On the contrary, in the “chronic” phase (after more than 180 days after LT) diagnosis was changed in only 1 out of 97 cases (1%) and all the patients have been treated either for rejection or for hepatitis independently of liver HCV-Ag expression. This is in keeping with our previous data in chronic HCV hepatitis, in which we found no relation between histologic activity and the number of infected cells.35
The number of HCV-Ag-positive hepatocytes significantly correlated with serum quantitative HCV-RNA, and this correlation was particularly high during the “reinfection” period, but not during the “acute” phase, when the need to differentiate between recurrent hepatitis and rejection is more frequently perceived. Moreover, only the number of HCV-Ag-positive hepatocytes was found to be an independent predictor for recurrent hepatitis at multivariate analysis. Thus, although quantitative HCV-RNA (a more standardized and readily-available technique than immunohistochemistry) can be used to suspect recurrent hepatitis in the very early phase post-LT, it represents only an indirect parameter. In fact, liver HCV antigens and not HCV-RNA play a role in inducing liver damage, either directly or as a target of immunologic reactions. Moreover, from a technical point of view, immunohistochemical evaluation of liver HCV-Ag expression can be available as early as 6 hours from the liver biopsy, thus allowing an earlier diagnosis and, eventually, an earlier treatment, whereas serum HVC-RNA determination takes at least 48 hours.

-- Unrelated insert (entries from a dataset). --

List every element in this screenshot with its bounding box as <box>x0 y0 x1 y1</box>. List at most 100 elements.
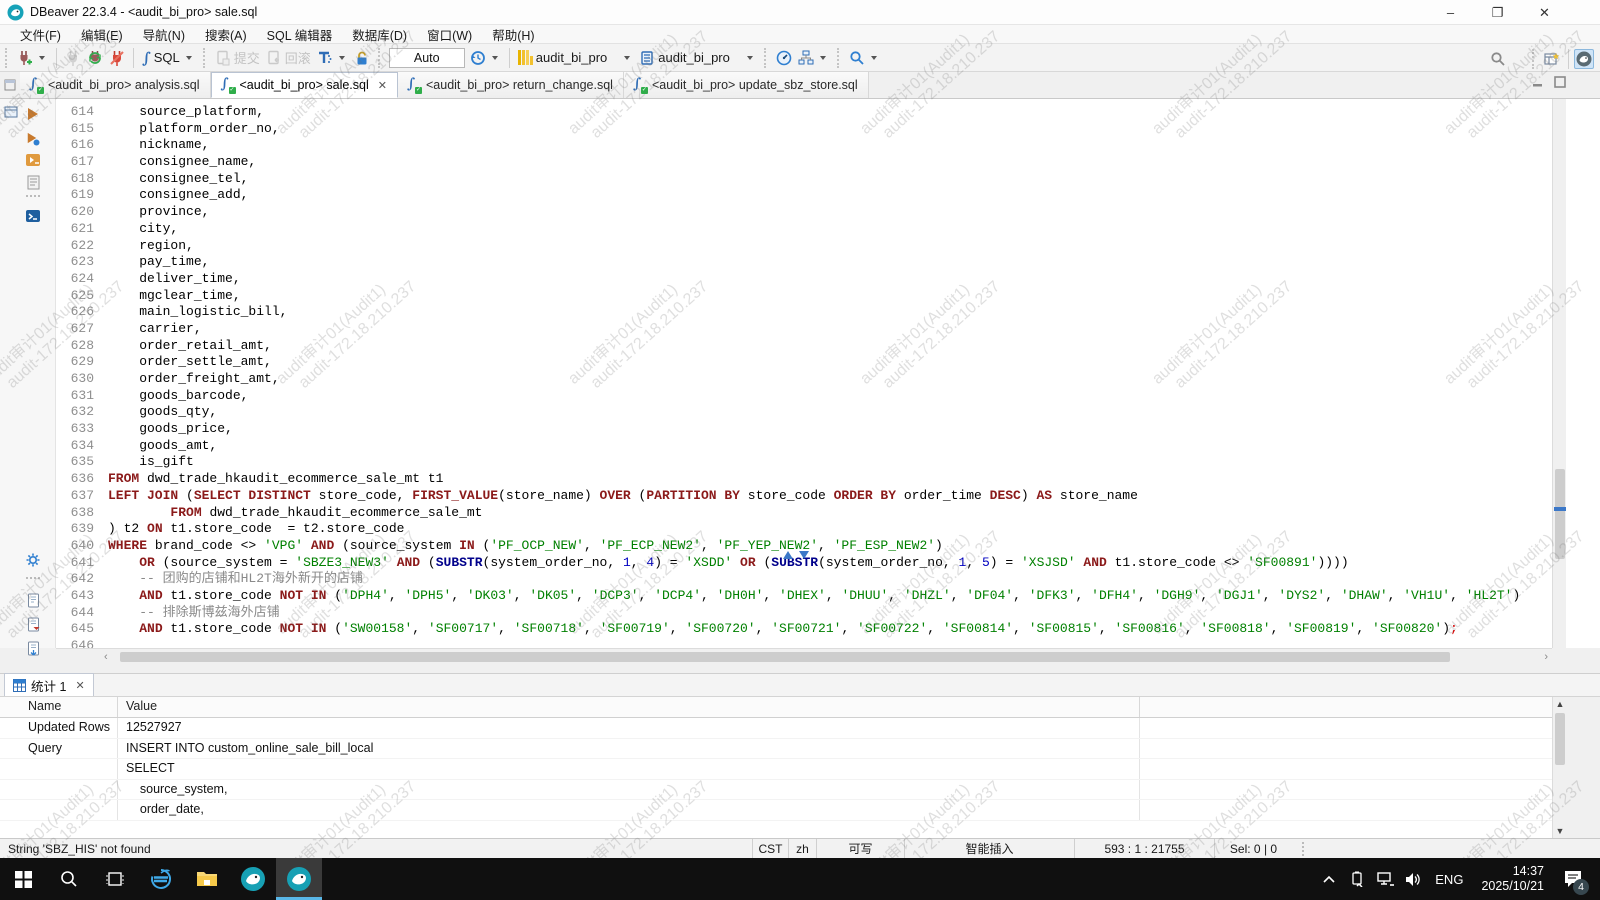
chevron-down-icon[interactable] <box>871 56 877 60</box>
transaction-log-button[interactable] <box>314 48 351 68</box>
execute-script-icon[interactable] <box>24 151 42 169</box>
panel-icon[interactable] <box>4 105 18 119</box>
cell-value: order_date, <box>118 800 1140 820</box>
quick-access-search-button[interactable] <box>1487 49 1509 69</box>
language-indicator[interactable]: ENG <box>1429 872 1469 887</box>
chevron-down-icon[interactable] <box>492 56 498 60</box>
execution-plan-button[interactable] <box>795 48 832 68</box>
chevron-down-icon[interactable] <box>747 56 753 60</box>
search-button[interactable] <box>846 48 883 68</box>
file-explorer-button[interactable] <box>184 858 230 900</box>
menu-item[interactable]: 窗口(W) <box>417 25 482 44</box>
maximize-editor-icon[interactable] <box>783 551 793 559</box>
transaction-mode-combo[interactable]: Auto <box>389 48 465 68</box>
status-write-mode[interactable]: 可写 <box>816 839 904 858</box>
menu-item[interactable]: 导航(N) <box>133 25 195 44</box>
connection-selector[interactable]: audit_bi_pro <box>515 48 637 67</box>
scroll-down-icon[interactable]: ▼ <box>1553 826 1567 836</box>
status-insert-mode[interactable]: 智能插入 <box>904 839 1074 858</box>
status-language[interactable]: zh <box>788 839 816 858</box>
save-sql-file-icon[interactable] <box>24 615 42 633</box>
usb-device-icon[interactable] <box>1345 858 1369 900</box>
chevron-down-icon[interactable] <box>624 56 630 60</box>
minimize-editor-icon[interactable] <box>799 551 809 559</box>
execute-sql-new-tab-icon[interactable] <box>24 129 42 147</box>
menu-item[interactable]: 搜索(A) <box>195 25 257 44</box>
load-sql-file-icon[interactable] <box>24 591 42 609</box>
disconnect-button[interactable] <box>106 48 128 68</box>
editor-horizontal-scrollbar[interactable]: ‹ › <box>56 648 1552 664</box>
tray-chevron-up-icon[interactable] <box>1317 858 1341 900</box>
menu-item[interactable]: 文件(F) <box>10 25 71 44</box>
scroll-right-icon[interactable]: › <box>1544 650 1548 664</box>
autocommit-lock-button[interactable] <box>351 48 373 68</box>
table-row[interactable]: Updated Rows12527927 <box>0 718 1552 739</box>
explain-plan-gear-icon[interactable] <box>24 551 42 569</box>
status-caret-position[interactable]: 593 : 1 : 21755 <box>1074 839 1214 858</box>
menu-item[interactable]: 数据库(D) <box>342 25 417 44</box>
status-selection[interactable]: Sel: 0 | 0 <box>1214 839 1292 858</box>
chevron-down-icon[interactable] <box>39 56 45 60</box>
table-row[interactable]: order_date, <box>0 800 1552 821</box>
close-icon[interactable]: ✕ <box>378 79 387 92</box>
editor-vertical-scrollbar[interactable] <box>1552 99 1566 648</box>
editor-tab[interactable]: ∫✓<audit_bi_pro> sale.sql✕ <box>211 72 398 98</box>
sash-controls[interactable] <box>783 551 809 559</box>
results-vertical-scrollbar[interactable]: ▲ ▼ <box>1552 697 1566 838</box>
dbeaver-perspective-button[interactable] <box>1574 49 1594 69</box>
scroll-up-icon[interactable]: ▲ <box>1553 699 1567 709</box>
reconnect-button[interactable] <box>84 48 106 68</box>
editor-tab[interactable]: ∫✓<audit_bi_pro> return_change.sql <box>398 72 624 98</box>
code-area[interactable]: source_platform, platform_order_no, nick… <box>104 99 1552 648</box>
transaction-history-button[interactable] <box>467 48 504 68</box>
export-sql-file-icon[interactable] <box>24 639 42 657</box>
sql-button-label: SQL <box>154 50 180 65</box>
scrollbar-thumb[interactable] <box>120 652 1450 662</box>
menu-item[interactable]: SQL 编辑器 <box>257 25 343 44</box>
statistics-tab[interactable]: 统计 1 ✕ <box>4 673 94 696</box>
open-perspective-button[interactable] <box>1541 49 1563 69</box>
rollback-button[interactable]: 回滚 <box>263 46 314 69</box>
dashboard-button[interactable] <box>773 48 795 68</box>
maximize-view-icon[interactable] <box>1554 76 1566 88</box>
start-button[interactable] <box>0 858 46 900</box>
task-view-button[interactable] <box>92 858 138 900</box>
sql-editor-button[interactable]: ∫ SQL <box>139 48 198 68</box>
chevron-down-icon[interactable] <box>186 56 192 60</box>
scroll-left-icon[interactable]: ‹ <box>104 650 108 664</box>
new-connection-button[interactable] <box>14 48 51 68</box>
editor-tab[interactable]: ∫✓<audit_bi_pro> update_sbz_store.sql <box>624 72 869 98</box>
minimize-button[interactable]: – <box>1427 0 1474 25</box>
connect-button[interactable] <box>62 48 84 68</box>
commit-button[interactable]: 提交 <box>212 46 263 69</box>
taskbar-clock[interactable]: 14:37 2025/10/21 <box>1473 864 1552 894</box>
sql-console-icon[interactable] <box>24 207 42 225</box>
menu-item[interactable]: 编辑(E) <box>71 25 133 44</box>
table-row[interactable]: QueryINSERT INTO custom_online_sale_bill… <box>0 739 1552 760</box>
network-icon[interactable] <box>1373 858 1397 900</box>
table-row[interactable]: source_system, <box>0 780 1552 801</box>
close-button[interactable]: ✕ <box>1521 0 1568 25</box>
chevron-down-icon[interactable] <box>339 56 345 60</box>
close-icon[interactable]: ✕ <box>75 679 84 692</box>
column-header-name[interactable]: Name <box>0 697 118 717</box>
status-timezone[interactable]: CST <box>752 839 788 858</box>
table-row[interactable]: SELECT <box>0 759 1552 780</box>
database-selector[interactable]: audit_bi_pro <box>636 48 759 68</box>
minimize-view-icon[interactable] <box>1532 76 1544 88</box>
restore-panel-icon[interactable] <box>0 72 20 98</box>
menu-item[interactable]: 帮助(H) <box>482 25 544 44</box>
taskbar-search-button[interactable] <box>46 858 92 900</box>
execute-sql-icon[interactable] <box>24 105 42 123</box>
chevron-down-icon[interactable] <box>820 56 826 60</box>
script-statistics-icon[interactable] <box>24 173 42 191</box>
internet-explorer-button[interactable] <box>138 858 184 900</box>
volume-icon[interactable] <box>1401 858 1425 900</box>
action-center-button[interactable]: 4 <box>1556 858 1590 900</box>
dbeaver-taskbar-button[interactable] <box>230 858 276 900</box>
dbeaver-taskbar-button-active[interactable] <box>276 858 322 900</box>
editor-tab[interactable]: ∫✓<audit_bi_pro> analysis.sql <box>20 72 211 98</box>
toolbar-handle <box>5 48 11 68</box>
column-header-value[interactable]: Value <box>118 697 1140 717</box>
maximize-button[interactable]: ❐ <box>1474 0 1521 25</box>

Multivariate analysis identified the number of HCV-Ag-positive hepatocytes as the only significant independent predictor for end-of-treatment virological nonresponse. Therefore, even if in clinical practice genotype and viremia represent appropriate tools to evaluate the “a priori” chance of response to treatment, our data suggest that a low chance of response should not be directly related to genotype 1 and/or high viremia, but rather to the number of infected hepatocytes (possibly resulting from complex virus and host interaction), usually higher in genotype 1, as previously reported in chronic hepatitis.35 The fact that response to treatment is more frequent in genotype 1 patients with a low number of infected hepatocytes supports this hypothesis.
In conclusion, we have demonstrated that HCV reinfection occurs early post-LT, reaching its acme within 6 months. During this period the inevitable uncertainty in distinguishing acute cellular rejection from recurrence of HCV has prompted the search for tools able to corroborate histological and clinical information. Immunohistochemical detection of HCV-Ag, demonstrated to be easy to handle and sensitive enough to be used in the clinical setting, might be relevant for the management of transplanted patients, as it supports a clinical diagnosis of hepatitis when histologic features are not concordant or inconclusive and allows us to undertake the adequate treatment earlier. Moreover, in the presence of recurrent hepatitis, a high number of infected hepatocytes represents an independent predictive factor of nonresponse to antiviral therapy.